Tireragh may call on all of the borrowings to be repaid immediately if a default event has occurred. If Datalex does not have the money to pay back the debt, the security granted by the company over its Irish, US and UK units “might be enforced, which could involve the transfer of the group’s business and operations to Tireragh or at its direction”, the document says. Mr Desmond owns 29.9 per cent of Datalex.

These strict conditions were not contained to the original loan agreement, approved by shareholders in April. They serve to pile pressure on Datalex’s new management team to refinance the loans as soon as possible through an equity raise. The borrowings must be repaid by November 1st, 2020.

Datalex's board, led by interim chairman and chief executive Sean Corkery, warned in the circular that if shareholders do not back the new loan agreement, the company's "ability to continue to trade could be placed in significant doubt".

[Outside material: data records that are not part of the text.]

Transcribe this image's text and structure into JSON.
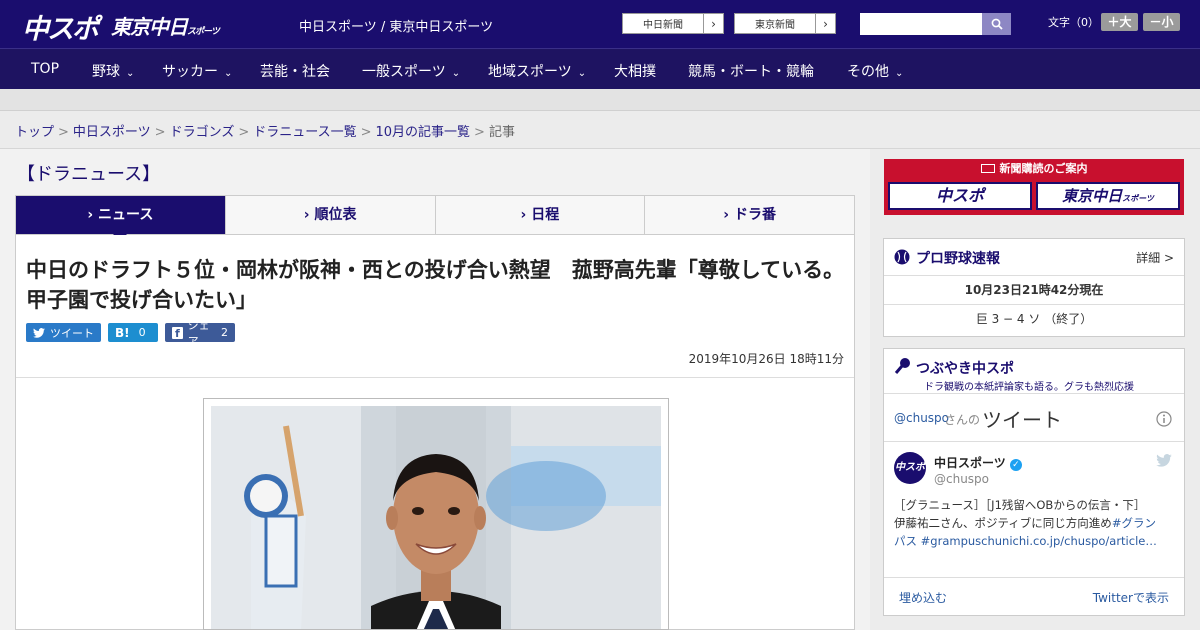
{
  "header": {
    "logo_main": "中スポ",
    "logo_tokyo": "東京中日",
    "logo_sub": "スポーツ",
    "site_links": "中日スポーツ / 東京中日スポーツ",
    "chunichi_btn": "中日新聞",
    "tokyo_btn": "東京新聞",
    "arrow": "›",
    "font_label": "文字（0）",
    "font_plus": "＋大",
    "font_minus": "－小"
  },
  "nav": [
    {
      "label": "TOP",
      "chev": ""
    },
    {
      "label": "野球",
      "chev": "⌄"
    },
    {
      "label": "サッカー",
      "chev": "⌄"
    },
    {
      "label": "芸能・社会",
      "chev": ""
    },
    {
      "label": "一般スポーツ",
      "chev": "⌄"
    },
    {
      "label": "地域スポーツ",
      "chev": "⌄"
    },
    {
      "label": "大相撲",
      "chev": ""
    },
    {
      "label": "競馬・ボート・競輪",
      "chev": ""
    },
    {
      "label": "その他",
      "chev": "⌄"
    }
  ],
  "breadcrumb": [
    "トップ",
    "中日スポーツ",
    "ドラゴンズ",
    "ドラニュース一覧",
    "10月の記事一覧",
    "記事"
  ],
  "breadcrumb_sep": ">",
  "section_title": "【ドラニュース】",
  "tabs": [
    "ニュース",
    "順位表",
    "日程",
    "ドラ番"
  ],
  "tab_prefix": "›",
  "article": {
    "headline": "中日のドラフト５位・岡林が阪神・西との投げ合い熱望　菰野高先輩「尊敬している。甲子園で投げ合いたい」",
    "tweet_label": "ツイート",
    "hatena_label": "B!",
    "hatena_count": "0",
    "share_label": "シェア",
    "share_count": "2",
    "date": "2019年10月26日 18時11分"
  },
  "sidebar": {
    "banner_title": "新聞購読のご案内",
    "banner_chuspo": "中スポ",
    "banner_tokyo": "東京中日",
    "banner_tokyo_sub": "スポーツ",
    "baseball_title": "プロ野球速報",
    "baseball_detail": "詳細 >",
    "baseball_time": "10月23日21時42分現在",
    "baseball_score": "巨 3 − 4 ソ （終了）",
    "tweet_box_title": "つぶやき中スポ",
    "tweet_box_sub": "ドラ観戦の本紙評論家も語る。グラも熱烈応援",
    "tweets_handle": "@chuspo",
    "tweets_of": "さんの",
    "tweets_label": "ツイート",
    "account_name": "中日スポーツ",
    "account_handle": "@chuspo",
    "tweet_line1": "［グラニュース］［J1残留へOBからの伝言・下］",
    "tweet_line2_a": "伊藤祐二さん、ポジティブに同じ方向進め",
    "tweet_line2_tag": "#グラン",
    "tweet_line3": "パス #grampuschunichi.co.jp/chuspo/article…",
    "embed_label": "埋め込む",
    "view_on_twitter": "Twitterで表示"
  },
  "colors": {
    "brand_navy": "#1a0d6e",
    "banner_red": "#c8102e",
    "twitter_blue": "#1da1f2"
  }
}
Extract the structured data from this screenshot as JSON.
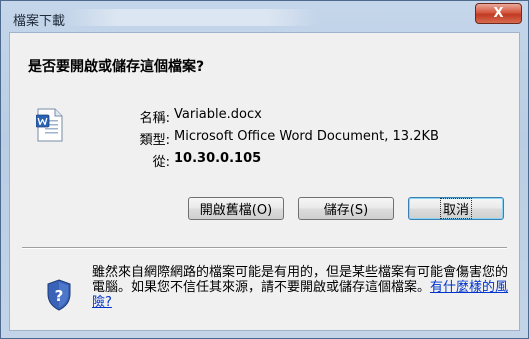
{
  "window": {
    "title": "檔案下載",
    "close_glyph": "X"
  },
  "dialog": {
    "question": "是否要開啟或儲存這個檔案?",
    "file": {
      "name_label": "名稱:",
      "name_value": "Variable.docx",
      "type_label": "類型:",
      "type_value": "Microsoft Office Word Document, 13.2KB",
      "from_label": "從:",
      "from_value": "10.30.0.105"
    },
    "buttons": {
      "open": "開啟舊檔(O)",
      "save": "儲存(S)",
      "cancel": "取消"
    },
    "warning": {
      "text": "雖然來自網際網路的檔案可能是有用的，但是某些檔案有可能會傷害您的電腦。如果您不信任其來源，請不要開啟或儲存這個檔案。",
      "link": "有什麼樣的風險?"
    }
  },
  "colors": {
    "title_gradient": "#c5d6ea",
    "close_button": "#c13a22",
    "link": "#0033cc",
    "default_button_border": "#3c7fb1"
  },
  "icons": {
    "file": "word-document-icon",
    "warning": "security-shield-question-icon",
    "close": "close-icon"
  }
}
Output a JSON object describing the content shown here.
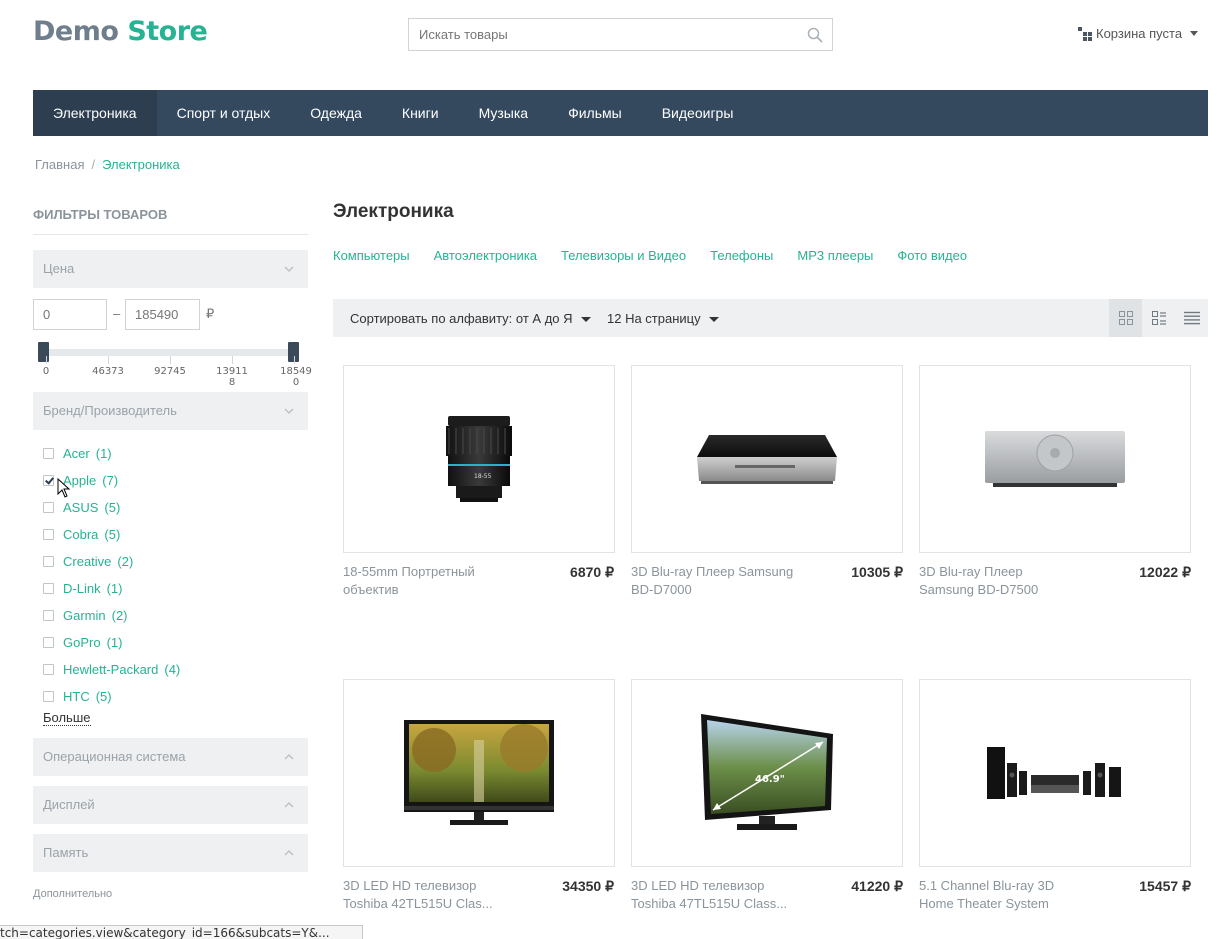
{
  "header": {
    "logo_part1": "Demo",
    "logo_part2": "Store",
    "search_placeholder": "Искать товары",
    "cart_label": "Корзина пуста"
  },
  "nav": [
    "Электроника",
    "Спорт и отдых",
    "Одежда",
    "Книги",
    "Музыка",
    "Фильмы",
    "Видеоигры"
  ],
  "breadcrumb": {
    "home": "Главная",
    "sep": "/",
    "current": "Электроника"
  },
  "sidebar": {
    "title": "ФИЛЬТРЫ ТОВАРОВ",
    "price_facet": "Цена",
    "price_min": "0",
    "price_max": "185490",
    "dash": "–",
    "currency": "₽",
    "slider_ticks": [
      "0",
      "46373",
      "92745",
      "13911\n8",
      "18549\n0"
    ],
    "brand_facet": "Бренд/Производитель",
    "brands": [
      {
        "name": "Acer",
        "count": "(1)",
        "checked": false
      },
      {
        "name": "Apple",
        "count": "(7)",
        "checked": true
      },
      {
        "name": "ASUS",
        "count": "(5)",
        "checked": false
      },
      {
        "name": "Cobra",
        "count": "(5)",
        "checked": false
      },
      {
        "name": "Creative",
        "count": "(2)",
        "checked": false
      },
      {
        "name": "D-Link",
        "count": "(1)",
        "checked": false
      },
      {
        "name": "Garmin",
        "count": "(2)",
        "checked": false
      },
      {
        "name": "GoPro",
        "count": "(1)",
        "checked": false
      },
      {
        "name": "Hewlett-Packard",
        "count": "(4)",
        "checked": false
      },
      {
        "name": "HTC",
        "count": "(5)",
        "checked": false
      }
    ],
    "more": "Больше",
    "os_facet": "Операционная система",
    "display_facet": "Дисплей",
    "memory_facet": "Память",
    "extra": "Дополнительно"
  },
  "main": {
    "title": "Электроника",
    "subcategories": [
      "Компьютеры",
      "Автоэлектроника",
      "Телевизоры и Видео",
      "Телефоны",
      "MP3 плееры",
      "Фото видео"
    ],
    "sort_label": "Сортировать по алфавиту: от А до Я",
    "per_page_label": "12 На страницу",
    "products": [
      {
        "name": "18-55mm Портретный объектив",
        "price": "6870 ₽"
      },
      {
        "name": "3D Blu-ray Плеер Samsung BD-D7000",
        "price": "10305 ₽"
      },
      {
        "name": "3D Blu-ray Плеер  Samsung BD-D7500",
        "price": "12022 ₽"
      },
      {
        "name": "3D LED HD телевизор Toshiba 42TL515U Clas...",
        "price": "34350 ₽"
      },
      {
        "name": "3D LED HD телевизор Toshiba 47TL515U Class...",
        "price": "41220 ₽"
      },
      {
        "name": "5.1 Channel Blu-ray 3D Home Theater System",
        "price": "15457 ₽"
      }
    ],
    "tv_size_label": "46.9\""
  },
  "status_bar": "tch=categories.view&category_id=166&subcats=Y&..."
}
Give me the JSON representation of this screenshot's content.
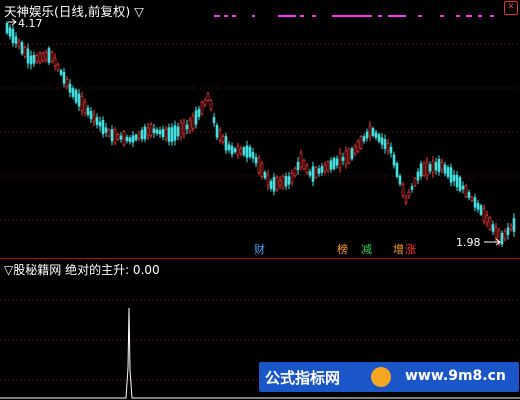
{
  "main": {
    "title": "天神娱乐(日线,前复权) ▽",
    "last_close": "4.17",
    "low_price": "1.98",
    "markers": [
      {
        "label": "财",
        "color": "#4aa3ff"
      },
      {
        "label": "榜",
        "color": "#ff9f2a"
      },
      {
        "label": "减",
        "color": "#3ad24a"
      },
      {
        "label": "增",
        "color": "#ff9f2a"
      },
      {
        "label": "涨",
        "color": "#ff3333"
      }
    ],
    "up_color": "#ff3b3b",
    "down_color": "#42e0e0"
  },
  "sub": {
    "title": "▽股秘籍网",
    "indicator": "绝对的主升",
    "value": ": 0.00",
    "line_color": "#ffffff"
  },
  "window": {
    "close_icon": "close-icon",
    "close_glyph": "✕"
  },
  "watermark": {
    "left_text": "公式指标网",
    "right_text": "www.9m8.cn",
    "badge_color": "#f5a623"
  }
}
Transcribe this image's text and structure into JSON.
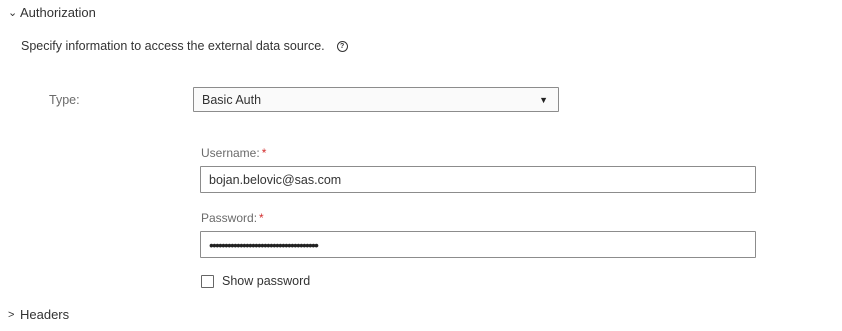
{
  "authorization": {
    "header": "Authorization",
    "chevron": "chevron-down-icon",
    "description": "Specify information to access the external data source.",
    "help_icon": "?",
    "type_label": "Type:",
    "type_value": "Basic Auth",
    "username_label": "Username:",
    "username_required": "*",
    "username_value": "bojan.belovic@sas.com",
    "password_label": "Password:",
    "password_required": "*",
    "password_masked": "••••••••••••••••••••••••••••••••••••",
    "show_password_label": "Show password",
    "show_password_checked": false
  },
  "headers": {
    "header": "Headers",
    "chevron": "chevron-right-icon"
  }
}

Datalex first alerted the market of suspected accounting irregularities in January, sending its shares tumbling. It subsequently confirmed that revenues and earnings for the first half of last year had been overstated.

Way over budget

Most of Datalex's accounting issues relate to its booking of service revenue on a project to overhaul German airline Lufthansa's digital commerce offering, which had gone way over budget and missed key deadlines. Lufthansa moved in September to terminate the contract, though Datalex disputes the legality of this and remains in talks with the German carrier.

Datalex shares were suspended in Dublin in May as it failed to publish its 2018 results by a regulatory deadline. The results, finally published in early September, showed it made a net loss of $50 million (€44.8 million).

In a highly unusual move, its external auditor EY refused to give an audit opinion, due to the breakdown in controls and accounting irregularities.

While Datalex intends to raise equity to refinance Mr Desmond’s funding, it warned that it may be difficult to do this as long as the shares are suspended. The lack of a signed-off auditor’s report is making it more difficult for share trading to resume.